I think respondents are reacting to the fact that ED volumes have consistently been down by 15-25% for over a year, and other options such as telehealth have become more popular. I do think that much of the ED avoidance has to do with patients opting for other settings due to perceiving the hospital as less safe, and that some of these volumes will eventually return as people are vaccinated.
Also, society is kicking back into gear – people are traveling, going to group gatherings, doing sports – so accidents and trauma will come back, non-Covid-19 respiratory illnesses will come back. The low-acuity volume may be lost forever, but we still need to see what happens with telehealth regulation and reimbursement, and also see how long-term consumer behaviors change.
Finally, there seems to be some confusion about the future of urgent care centers. 18% said volume would never come back, while 37% said volume had already come back (the highest across all visit types tested). Given the high number of people saying volume had already come back, we think the possibility of volumes never coming back may be overstated.

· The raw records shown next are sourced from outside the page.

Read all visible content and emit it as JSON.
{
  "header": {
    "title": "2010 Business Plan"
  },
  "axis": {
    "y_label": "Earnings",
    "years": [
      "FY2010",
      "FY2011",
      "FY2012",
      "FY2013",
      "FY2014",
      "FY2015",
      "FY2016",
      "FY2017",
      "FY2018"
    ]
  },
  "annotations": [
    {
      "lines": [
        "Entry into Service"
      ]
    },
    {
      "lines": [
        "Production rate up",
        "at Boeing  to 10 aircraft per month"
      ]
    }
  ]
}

How do you think the backlog of surgical procedures will affect the demand for ASCs?
Gelbaugh: For those surgeries that can be done in an ASC, I think there is the potential for a demand boost, especially if hospital OR capacity is strained.

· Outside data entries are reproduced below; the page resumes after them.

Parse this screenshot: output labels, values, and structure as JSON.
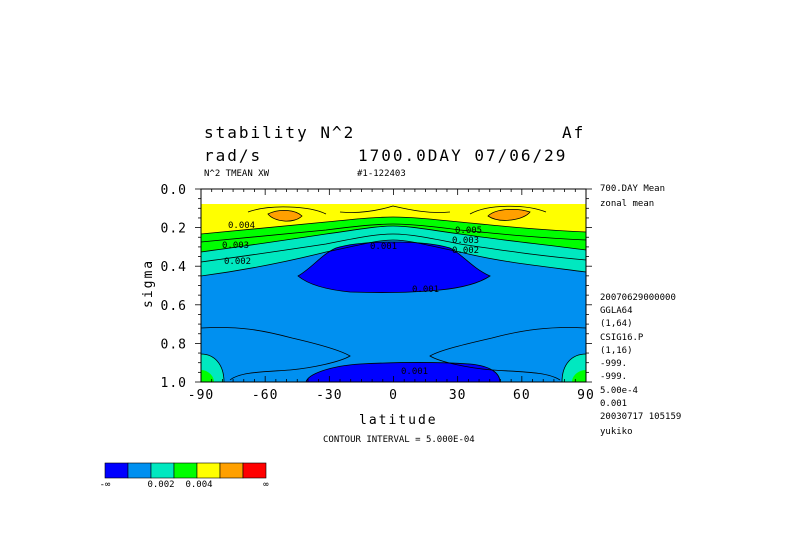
{
  "header": {
    "title_left": "stability N^2",
    "title_right": "Af",
    "units": "rad/s",
    "time": "1700.0DAY 07/06/29",
    "sub_left": "N^2 TMEAN XW",
    "sub_id": "#1-122403"
  },
  "side_info": [
    "700.DAY Mean",
    "zonal mean",
    "20070629000000",
    "GGLA64",
    "(1,64)",
    "CSIG16.P",
    "(1,16)",
    "-999.",
    "-999.",
    "5.00e-4",
    "0.001",
    "20030717 105159",
    "yukiko"
  ],
  "contour_interval": "CONTOUR INTERVAL = 5.000E-04",
  "contour_labels": [
    "0.004",
    "0.003",
    "0.002",
    "0.001",
    "0.001",
    "0.005",
    "0.003",
    "0.002",
    "0.001"
  ],
  "colorbar": {
    "colors": [
      "#0000ff",
      "#0090f0",
      "#00e8c0",
      "#00ff00",
      "#ffff00",
      "#ffa000",
      "#ff0000"
    ],
    "labels": [
      "-∞",
      "0.002",
      "0.004",
      "∞"
    ]
  },
  "chart_data": {
    "type": "contour",
    "title": "stability N^2",
    "xlabel": "latitude",
    "ylabel": "sigma",
    "xlim": [
      -90,
      90
    ],
    "ylim": [
      1.0,
      0.0
    ],
    "x_ticks": [
      "-90",
      "-60",
      "-30",
      "0",
      "30",
      "60",
      "90"
    ],
    "y_ticks": [
      "0.0",
      "0.2",
      "0.4",
      "0.6",
      "0.8",
      "1.0"
    ],
    "contour_interval": 0.0005,
    "levels": [
      0.001,
      0.0015,
      0.002,
      0.0025,
      0.003,
      0.0035,
      0.004,
      0.0045,
      0.005
    ],
    "regions": [
      {
        "name": "top",
        "sigma_range": [
          0.08,
          0.16
        ],
        "fill": "#ffff00"
      },
      {
        "name": "band-green",
        "sigma_range": [
          0.16,
          0.25
        ],
        "fill": "#00ff00"
      },
      {
        "name": "band-cyan",
        "sigma_range": [
          0.25,
          0.35
        ],
        "fill": "#00e8c0"
      },
      {
        "name": "middle",
        "sigma_range": [
          0.35,
          1.0
        ],
        "fill": "#0090f0"
      },
      {
        "name": "core-low",
        "center_lat": 0,
        "sigma_range": [
          0.3,
          0.55
        ],
        "fill": "#0000ff"
      },
      {
        "name": "surface-low",
        "lat_range": [
          -45,
          55
        ],
        "sigma_range": [
          0.93,
          1.0
        ],
        "fill": "#0000ff"
      },
      {
        "name": "max-nh",
        "center_lat": 60,
        "sigma": 0.13,
        "fill": "#ffa000"
      },
      {
        "name": "max-sh",
        "center_lat": -58,
        "sigma": 0.14,
        "fill": "#ffa000"
      }
    ]
  }
}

After long surgery delays, there will likely be patient desire for who can perform the surgery the fastest. If that is an ASC, they may be able to capture volume that would otherwise be done in a hospital.
Did the survey reveal anything about the types of facilities that providers will prioritize with CapEx budgets?
Gelbaugh: New ambulatory care facilities ranked No. 2 in capex priorities, behind IT and digital health technologies—70% say they will increase investment in this space. Only 26% say they plan to increase investment in new inpatient facilities. Many more (50%) plan to increase capex for repairs, renovations, and maintenance.
Though, we also found that overall capex investments won't change by much – 75% say they will change their capex investments by only +/- 10% in the next year.
In a research report we published in November 2020, we explained that health care leaders found their facilities were not as flexible as they had intended. Organizations could not rapidly scale capacity, limit contact between Covid-19 and non-Covid-19 patients, or effectively isolate patients.
We predicted that, given their experiences in responding to Covid-19, provider organizations want their facilities to be more resilient—flexible, accessible, and equipped to handle emergencies. It seems your survey results align with this prediction, with 50 percent of all respondents saying they would increase spending on repairs, renovations, and maintenance in the year ahead. Do you agree with our logic as to why this area ranked so highly? Or do you believe there is another underlying reason?
Gelbaugh: I think that makes sense. Flexible capacity allows for scaled services and adds minimal operating costs when not in use.
Planners have to now figure out what facility adaptations will be necessary (and expected) in the post-Covid-19 world. What should they do with waiting rooms? Should they separate sick and non-sick patients? What should they do with administrative office space? Should they allow some of their employees to work remotely permanently? What adjustments need to be made to accommodate more digital interactions? These are all questions they need to work through.
What else do you think facility firms need to know?
Gelbaugh: Don't underestimate the importance of digital going forward. It might be easy to say digital is not relevant to facilities as it feels like the opposite of physical space. But there are a lot of implications of digital in how providers think about their physical spaces.
How are rooms best designed, how do space needs change or not. Digital was the number on strategic and capital priority, and so I think facility firms need to embrace it and lead on it. Providers will undoubtedly ask how digital changes their facility plans, even if the answer is, it doesn't.